A senior Home Affairs Bureau official, Jonathan McKinley, however, said the plan to build at Kai Tak was still on the cards. He said yesterday: "We understand that the sports community is keen to see the realisation of the plan for the long-awaited sports complex at Kai Tak and accordingly we are working with the Sports Commission to determine the best way of procuring and financing the complex. Our aim is to have the Kai Tak sports complex fully completed by 2019-20."
All the same, the attempts by the housing sector to encroach on the Kai Tak land has fanned fears among the sports community that big property developers have influenced the government to change its plans.

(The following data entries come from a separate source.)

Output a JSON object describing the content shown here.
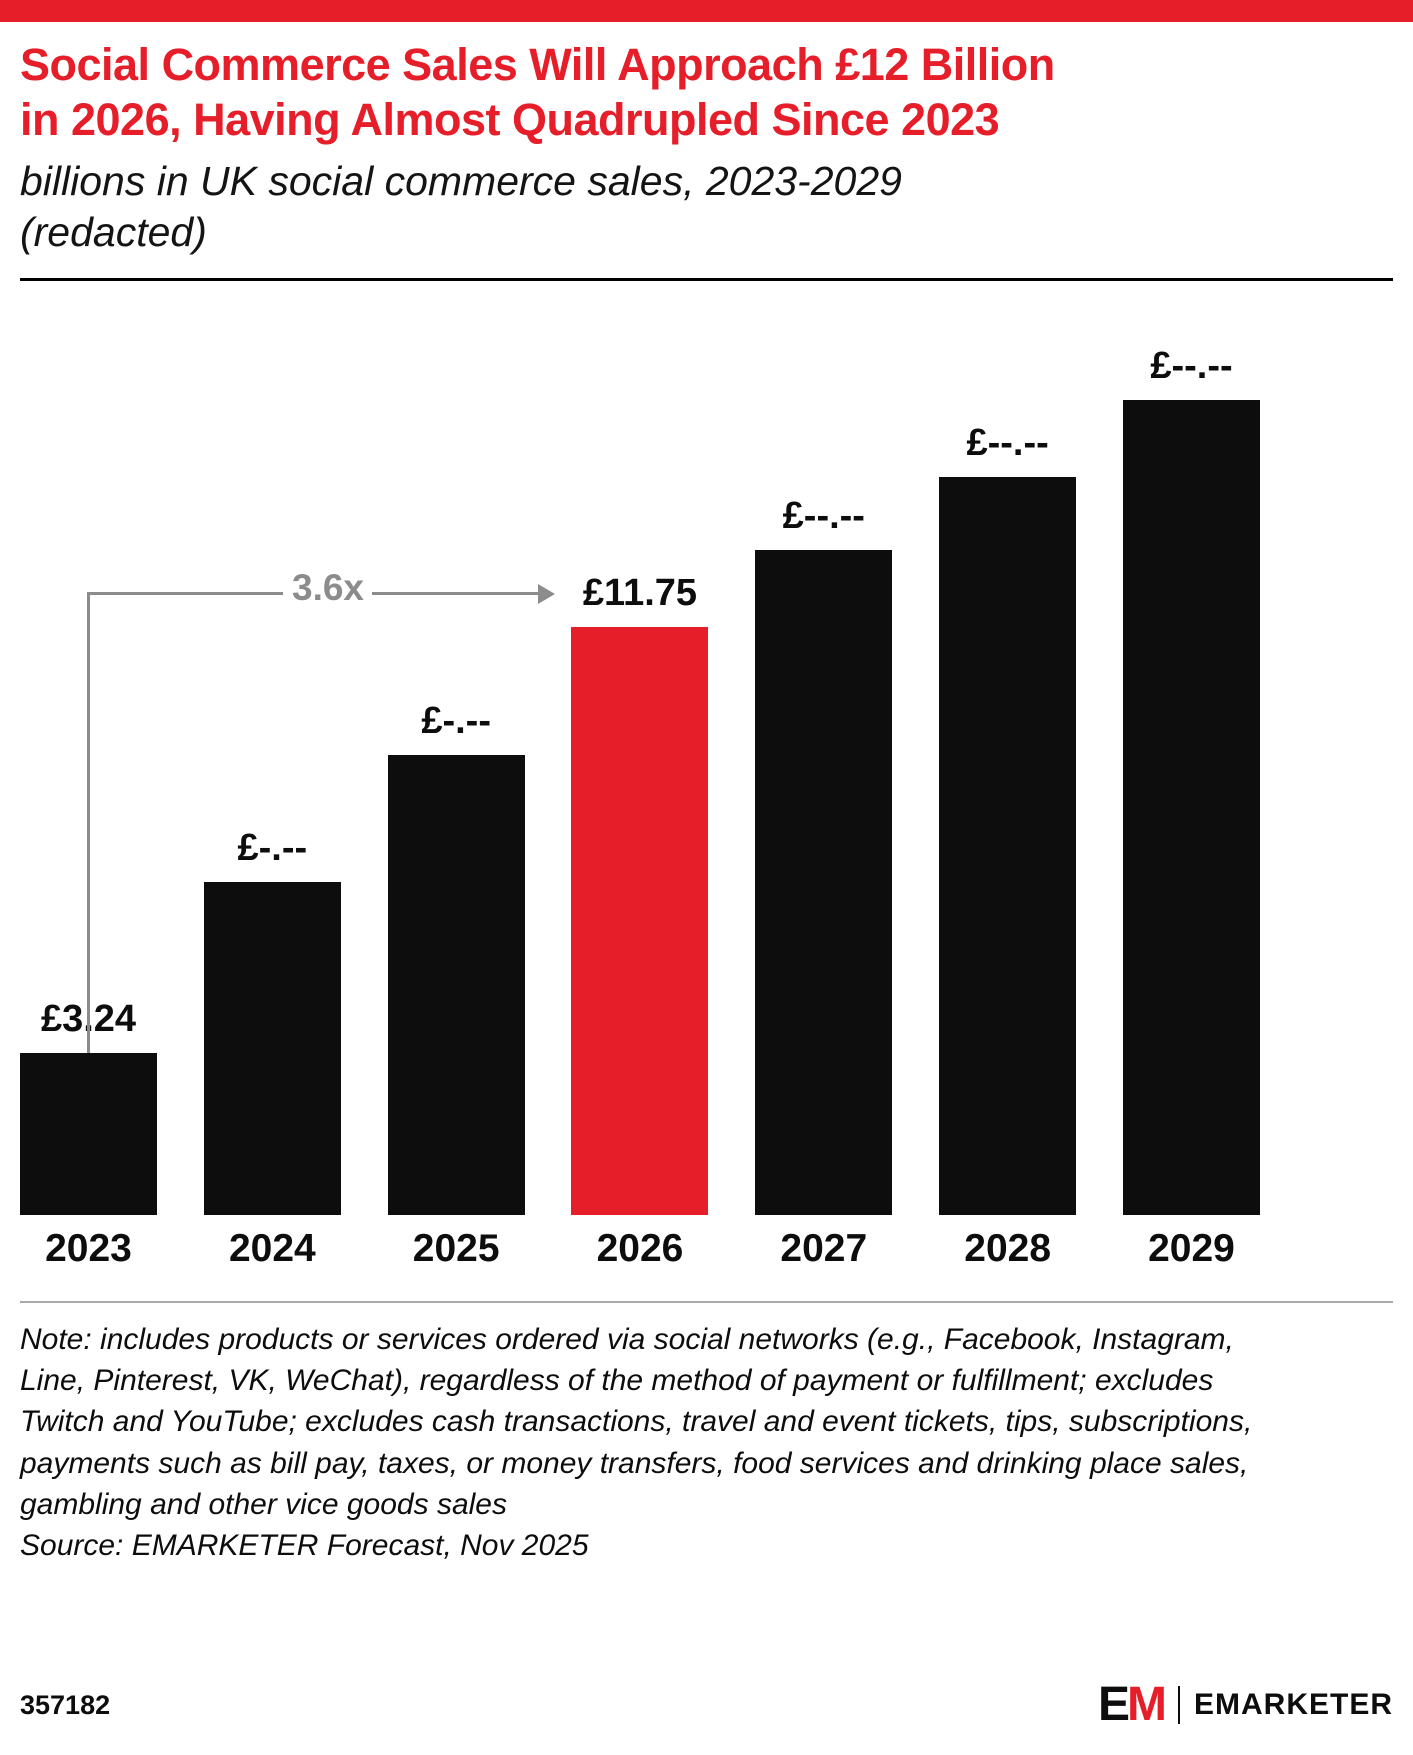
{
  "colors": {
    "accent": "#e51e29",
    "bar_black": "#0d0d0d",
    "annotation_gray": "#8c8c8c",
    "rule_dark": "#000000",
    "rule_light": "#aaaaaa"
  },
  "header": {
    "title_lines": [
      "Social Commerce Sales Will Approach £12 Billion",
      "in 2026, Having Almost Quadrupled Since 2023"
    ],
    "subtitle_lines": [
      "billions in UK social commerce sales, 2023-2029",
      "(redacted)"
    ]
  },
  "chart_data": {
    "type": "bar",
    "title": "Social Commerce Sales Will Approach £12 Billion in 2026, Having Almost Quadrupled Since 2023",
    "subtitle": "billions in UK social commerce sales, 2023-2029 (redacted)",
    "unit": "£ billions",
    "categories": [
      "2023",
      "2024",
      "2025",
      "2026",
      "2027",
      "2028",
      "2029"
    ],
    "values": [
      3.24,
      6.65,
      9.2,
      11.75,
      13.3,
      14.75,
      16.3
    ],
    "value_labels": [
      "£3.24",
      "£-.--",
      "£-.--",
      "£11.75",
      "£--.--",
      "£--.--",
      "£--.--"
    ],
    "redacted": [
      false,
      true,
      true,
      false,
      true,
      true,
      true
    ],
    "bar_colors": [
      "#0d0d0d",
      "#0d0d0d",
      "#0d0d0d",
      "#e51e29",
      "#0d0d0d",
      "#0d0d0d",
      "#0d0d0d"
    ],
    "highlight_index": 3,
    "annotation": {
      "label": "3.6x",
      "from_category": "2023",
      "to_category": "2026",
      "to_value_label": "£11.75"
    },
    "ylim": [
      0,
      18
    ],
    "grid": false,
    "legend": false
  },
  "note": {
    "text": "Note: includes products or services ordered via social networks (e.g., Facebook, Instagram, Line, Pinterest, VK, WeChat), regardless of the method of payment or fulfillment; excludes Twitch and YouTube; excludes cash transactions, travel and event tickets, tips, subscriptions, payments such as bill pay, taxes, or money transfers, food services and drinking place sales, gambling and other vice goods sales",
    "source": "Source: EMARKETER Forecast, Nov 2025"
  },
  "footer": {
    "chart_id": "357182",
    "logo_e": "E",
    "logo_m": "M",
    "brand": "EMARKETER"
  }
}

Smith said: "We are extremely upset. Although we have not yet received concrete proposals from the government, it is widely understood in the sporting community that the government is seriously considering releasing the site at Kai Tak for development purposes."
The Hong Kong Rugby Football Union, which stands to be the biggest loser in any further delay - the union has plans to host a couple of games of the 2019 Rugby World Cup in Japan at the Kai Tak venue - said a move to Lantau might result in a new stadium never being built.
Gregory said: "It may never happen in North Lantau. We will have to go through all the public consultation process, get approval from all the environment people et cetera and it could drag on forever. And if we don't get permission, it will be too late to go back to Kai Tak because flats will have been built already."
Kwan Kee, chairman of the Hong Kong Amateur Athletic Association, also panned the idea: "A stadium of international standard must be convenient to get to and we have always thought that Kai Tak is best suited for that."